Yes, especially if you’re an elite athlete or serious weight lifter. Studies show that consuming protein along with sugar after strength training – also called resistance training – has “a powerful effect on stimulating muscle protein synthesis,” said William J. Evans, director of the Nutrition, Metabolism, and Exercise Laboratory at the University of Arkansas for Medical Sciences.
“Strength training causes muscle cells to be extremely sensitive to insulin,” Evans said in an e-mail interview. “Insulin stimulates muscle protein synthesis by increasing the transport of amino acids into the cells.”
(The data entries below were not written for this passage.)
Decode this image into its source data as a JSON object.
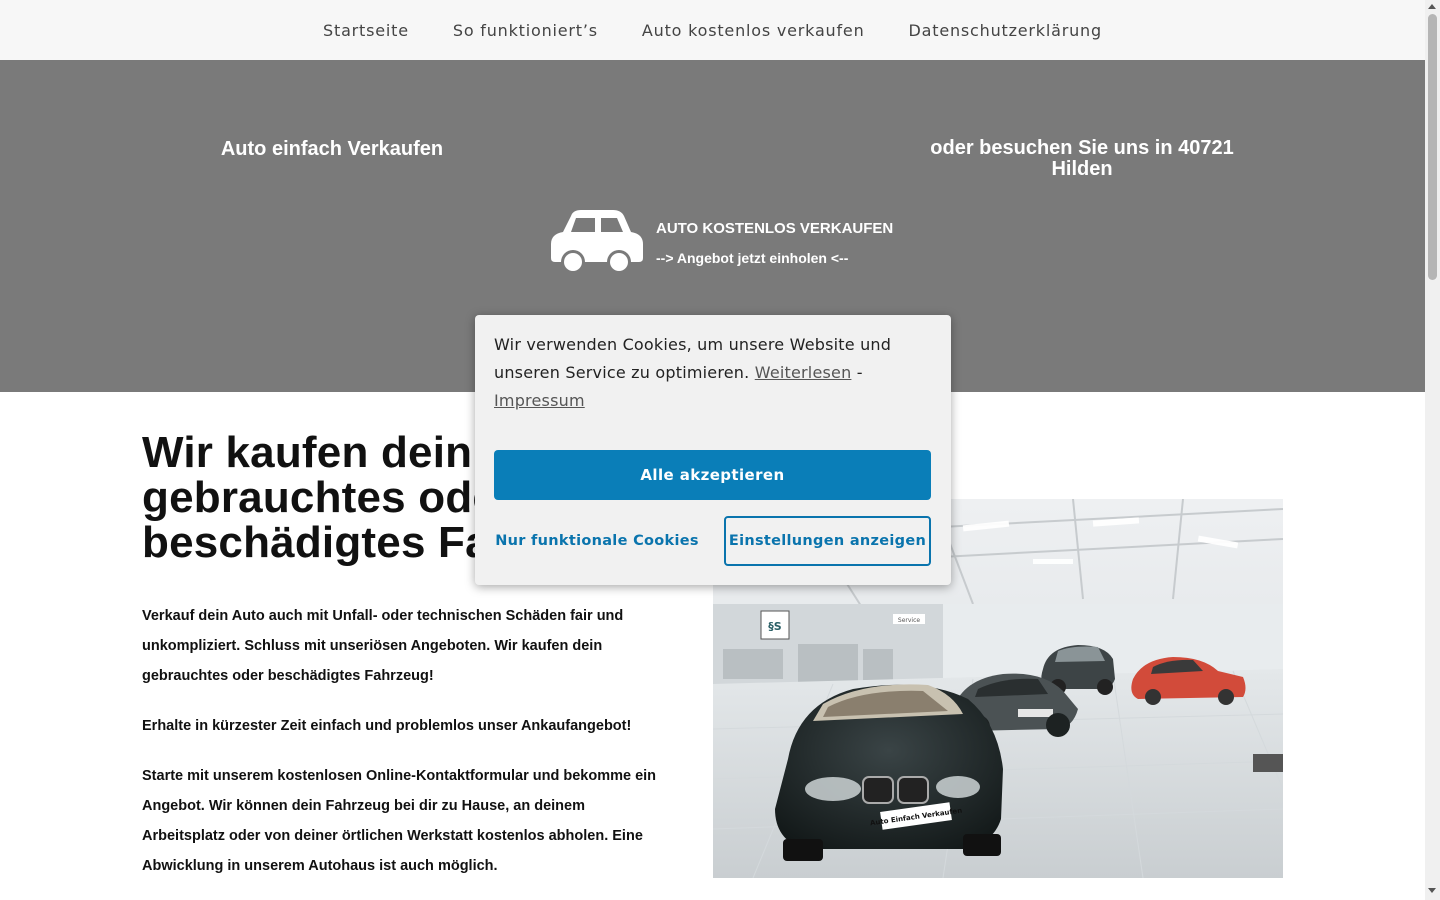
{
  "nav": {
    "items": [
      {
        "label": "Startseite"
      },
      {
        "label": "So funktioniert’s"
      },
      {
        "label": "Auto kostenlos verkaufen"
      },
      {
        "label": "Datenschutzerklärung"
      }
    ]
  },
  "hero": {
    "left_text": "Auto einfach Verkaufen",
    "right_text": "oder besuchen Sie uns in 40721 Hilden",
    "cta_title": "AUTO KOSTENLOS VERKAUFEN",
    "cta_sub": "--> Angebot jetzt einholen <--",
    "icon": "car-icon",
    "background": "#7a7a7a"
  },
  "main": {
    "headline": "Wir kaufen dein gebrauchtes oder beschädigtes Fahrzeug",
    "paragraphs": [
      "Verkauf dein Auto auch mit Unfall- oder technischen Schäden fair und unkompliziert. Schluss mit unseriösen Angeboten. Wir kaufen dein gebrauchtes oder beschädigtes Fahrzeug!",
      "Erhalte in kürzester Zeit einfach und problemlos unser Ankaufangebot!",
      "Starte mit unserem kostenlosen Online-Kontaktformular und bekomme ein Angebot. Wir können dein Fahrzeug bei dir zu Hause, an deinem Arbeitsplatz oder von deiner örtlichen Werkstatt kostenlos abholen. Eine Abwicklung  in unserem Autohaus ist auch möglich."
    ],
    "image": {
      "plate_text": "Auto Einfach Verkaufen",
      "sign_text": "Service"
    }
  },
  "cookie": {
    "text": "Wir verwenden Cookies, um unsere Website und unseren Service zu optimieren.",
    "link_more": "Weiterlesen",
    "separator": "-",
    "link_imprint": "Impressum",
    "accept_label": "Alle akzeptieren",
    "functional_label": "Nur funktionale Cookies",
    "settings_label": "Einstellungen anzeigen",
    "accent": "#0a7eb8"
  }
}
But the “window of opportunity” for this synthesis is short-lived. “The protein should be consumed before, during, or within 30 minutes of completion of the exercise,” he said. And the protein should be of “high quality” – that is, it should contain all of the essential amino acids like whey, casein (a milk protein), or meat; in general, you should consume about 15 grams of protein along with 20 grams of sugar.
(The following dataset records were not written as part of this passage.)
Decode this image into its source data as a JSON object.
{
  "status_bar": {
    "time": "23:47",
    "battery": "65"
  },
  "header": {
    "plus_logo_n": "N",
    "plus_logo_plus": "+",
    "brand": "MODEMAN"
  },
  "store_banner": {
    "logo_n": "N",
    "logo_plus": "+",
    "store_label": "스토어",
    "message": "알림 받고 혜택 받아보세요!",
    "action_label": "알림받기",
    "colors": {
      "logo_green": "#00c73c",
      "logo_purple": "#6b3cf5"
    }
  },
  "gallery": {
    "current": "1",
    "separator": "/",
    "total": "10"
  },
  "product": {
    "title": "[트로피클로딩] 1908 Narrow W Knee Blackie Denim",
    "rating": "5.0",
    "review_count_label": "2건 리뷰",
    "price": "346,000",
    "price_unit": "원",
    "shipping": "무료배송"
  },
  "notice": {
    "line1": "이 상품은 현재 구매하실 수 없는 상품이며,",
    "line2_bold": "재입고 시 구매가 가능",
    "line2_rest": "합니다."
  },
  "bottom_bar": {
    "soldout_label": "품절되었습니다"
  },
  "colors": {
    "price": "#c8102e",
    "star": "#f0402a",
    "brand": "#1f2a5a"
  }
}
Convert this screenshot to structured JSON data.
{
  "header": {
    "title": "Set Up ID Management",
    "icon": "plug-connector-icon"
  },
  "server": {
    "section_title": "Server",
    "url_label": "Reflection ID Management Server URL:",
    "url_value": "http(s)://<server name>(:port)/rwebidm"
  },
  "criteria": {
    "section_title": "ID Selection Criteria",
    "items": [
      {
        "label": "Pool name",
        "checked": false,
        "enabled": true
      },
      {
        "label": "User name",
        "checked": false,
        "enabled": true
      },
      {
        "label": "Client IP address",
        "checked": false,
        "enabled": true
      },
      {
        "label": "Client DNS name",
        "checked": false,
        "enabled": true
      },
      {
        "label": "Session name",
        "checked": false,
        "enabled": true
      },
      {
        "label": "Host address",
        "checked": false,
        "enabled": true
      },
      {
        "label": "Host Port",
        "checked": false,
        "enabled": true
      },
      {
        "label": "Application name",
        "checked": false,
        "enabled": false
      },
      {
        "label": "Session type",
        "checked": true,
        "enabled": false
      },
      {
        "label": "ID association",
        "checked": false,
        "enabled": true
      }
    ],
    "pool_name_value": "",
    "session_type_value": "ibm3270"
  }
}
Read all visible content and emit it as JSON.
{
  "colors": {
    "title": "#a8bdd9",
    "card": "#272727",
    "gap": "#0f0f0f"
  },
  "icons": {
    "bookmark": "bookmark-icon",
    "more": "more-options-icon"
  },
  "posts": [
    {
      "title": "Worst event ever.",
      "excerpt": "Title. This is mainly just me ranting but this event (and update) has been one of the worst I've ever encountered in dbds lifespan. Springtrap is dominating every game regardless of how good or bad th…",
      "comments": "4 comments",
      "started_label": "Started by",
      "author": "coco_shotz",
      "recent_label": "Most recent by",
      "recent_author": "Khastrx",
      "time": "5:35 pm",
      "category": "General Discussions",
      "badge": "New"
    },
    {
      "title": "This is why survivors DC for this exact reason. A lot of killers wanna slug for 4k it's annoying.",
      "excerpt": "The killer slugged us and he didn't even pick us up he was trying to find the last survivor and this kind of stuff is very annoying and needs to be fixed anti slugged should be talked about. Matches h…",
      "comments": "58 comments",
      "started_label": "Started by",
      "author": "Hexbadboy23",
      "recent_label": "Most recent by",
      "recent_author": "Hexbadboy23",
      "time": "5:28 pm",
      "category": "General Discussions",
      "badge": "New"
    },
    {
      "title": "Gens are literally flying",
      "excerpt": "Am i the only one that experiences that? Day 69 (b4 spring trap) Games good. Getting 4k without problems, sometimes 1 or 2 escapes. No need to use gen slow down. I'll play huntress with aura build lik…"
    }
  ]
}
Eating extra protein is less important for people doing aerobic exercise; after an aerobic workout, the most important thing is to replace carbohydrates, to restore energy used during the workout, Evans said.
“For most people, a mixed meal of protein and carbohydrates is sufficient,” said Miriam Nelson, an associate professor of nutrition and physical activity at the Friedman School of Nutrition at Tufts University. “But for elite athletes, where microdifferences make a difference, extra protein is important.”
The simplest thing to remember, she said, is that, for most people, “you want to have a snack or small meal that’s rich in carbohydrates and protein within about 20 to 30 minutes of your workout.”